Given such intense and inevitable familiarity, a small effort of imaginative sympathy is bound to give intelligent and sensitive people a very good understanding of what motivates the opposite sex. To return to race or religion, that same imaginative sympathy can be applied in exactly the same way. Before we are black or white we are human; hopefully a statement that is the very opposite of racist. When Shakespeare created Othello or wrote Shylock’s “If you prick us do we not bleed” speech, he accessed a black man’s and a Jew’s consciousness by means of a humanity he held in common with them and perfectly understood their plight. Imagination triumphed and our human sameness, rather than demographic characteristics and differences, was insisted and focused on.

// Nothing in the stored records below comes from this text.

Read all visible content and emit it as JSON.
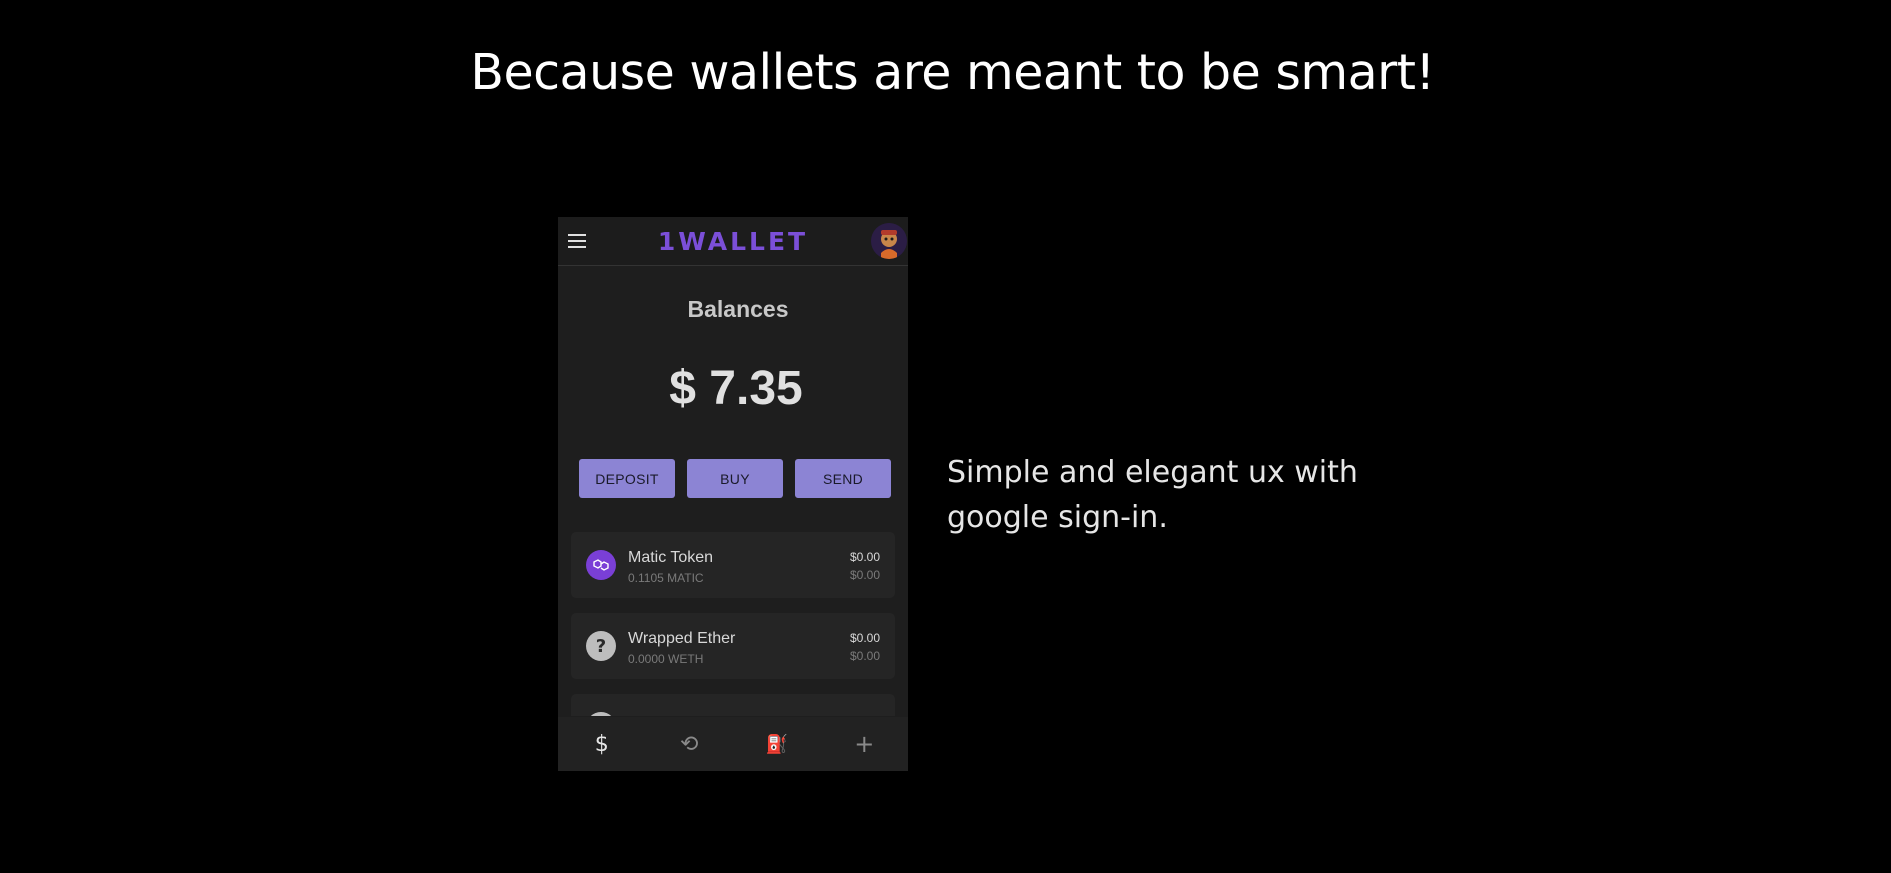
{
  "headline": "Because wallets are meant to be smart!",
  "tagline": "Simple and elegant ux with google sign-in.",
  "app": {
    "logo": "1WALLET",
    "menu_icon": "hamburger-menu-icon",
    "avatar_icon": "profile-avatar",
    "balances_title": "Balances",
    "total_balance": "$ 7.35",
    "actions": {
      "deposit": "DEPOSIT",
      "buy": "BUY",
      "send": "SEND"
    },
    "tokens": [
      {
        "name": "Matic Token",
        "amount": "0.1105 MATIC",
        "value": "$0.00",
        "value_sub": "$0.00",
        "icon": "polygon-icon",
        "icon_color": "#7a3fd6"
      },
      {
        "name": "Wrapped Ether",
        "amount": "0.0000 WETH",
        "value": "$0.00",
        "value_sub": "$0.00",
        "icon": "question-icon",
        "icon_color": "#bdbdbd"
      }
    ],
    "bottom_nav": [
      {
        "icon": "dollar-icon",
        "glyph": "$",
        "active": true
      },
      {
        "icon": "history-icon",
        "glyph": "⟲",
        "active": false
      },
      {
        "icon": "gas-pump-icon",
        "glyph": "⛽",
        "active": false
      },
      {
        "icon": "plus-icon",
        "glyph": "+",
        "active": false
      }
    ]
  },
  "colors": {
    "background": "#000000",
    "accent": "#8c84d4",
    "logo": "#7b4fd8",
    "card": "#252525"
  }
}
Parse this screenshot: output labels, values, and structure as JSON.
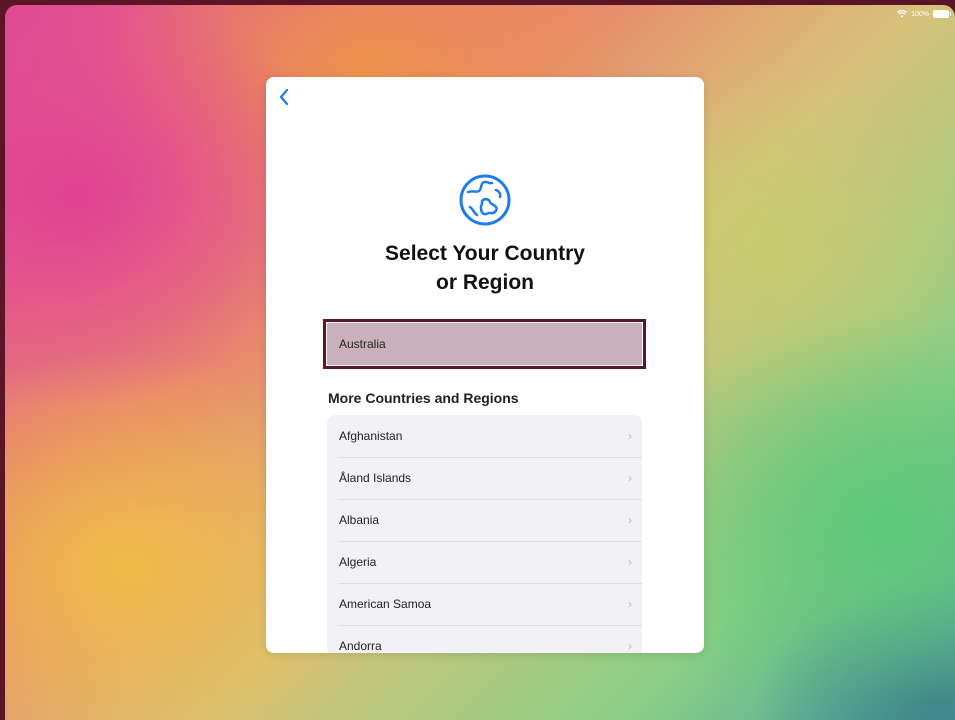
{
  "status_bar": {
    "battery": "100%"
  },
  "header": {
    "back_label": "Back",
    "title_line1": "Select Your Country",
    "title_line2": "or Region"
  },
  "suggested": {
    "label": "Australia"
  },
  "more_section": {
    "heading": "More Countries and Regions",
    "items": [
      "Afghanistan",
      "Åland Islands",
      "Albania",
      "Algeria",
      "American Samoa",
      "Andorra"
    ]
  },
  "colors": {
    "accent": "#1a7cf0",
    "selection_outline": "#5e1624",
    "selected_fill": "#c9b0ba"
  },
  "icons": {
    "back": "chevron-left-icon",
    "globe": "globe-icon",
    "row_chevron": "chevron-right-icon"
  }
}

You could argue that such imaginative versatility is one of the very sophisticated qualities that distinguish our civilization, one of the jewels in its crown that lead to our ability to embrace considerable diversity within its aegis. So why is it that that very excellent quality is so under attack? What is to be gained from insisting so vehemently and so angrily that there are impassable obstacles in the way at the borders leading to the foreign lands of the other sex or of other races and religions, or that common humanity is trumped by demographic differences?
Who profits and what is driving those who prefer to propagate the myths of antagonism and alienation over the obvious truths of familiarity and commonality? The attempt to drive a wedge between the sexes, on whose happy relations we literally depend for our lives, might seem like an assassination attempt on the human race.
There is a clue in the very particular way chosen to describe human history here:
“The history of all past society has consisted in the development of class antagonisms, antagonisms that assumed different forms at different epochs.” —‘The Communist Manifesto,’ Karl Marx and Friedrich Engels
Some people, then and now, profit from sowing discord and division (then it was class; now it is class, gender, race, and religion) because such false accounts of reality, configured entirely in terms of antagonism, exploitation, grievance, and alienation, afford opportunities and excuses to live out angry dramas and gain power based on the unjustified assumption that they are true. So habituated are we now to preferring to see things in terms of such antagonisms that we are almost dependent on the hits of outrage endorphins they give us and find it difficult to imagine weaning ourselves off them and seeing things in any other way. To see if this is true you have only to watch news programs where virtually every item is routinely and unthinkingly configured in terms of who has been aggrieved by whom and who owes apology and compensation to whom. Division triumphs, and this is why we are no longer allowed to know each other and be friends.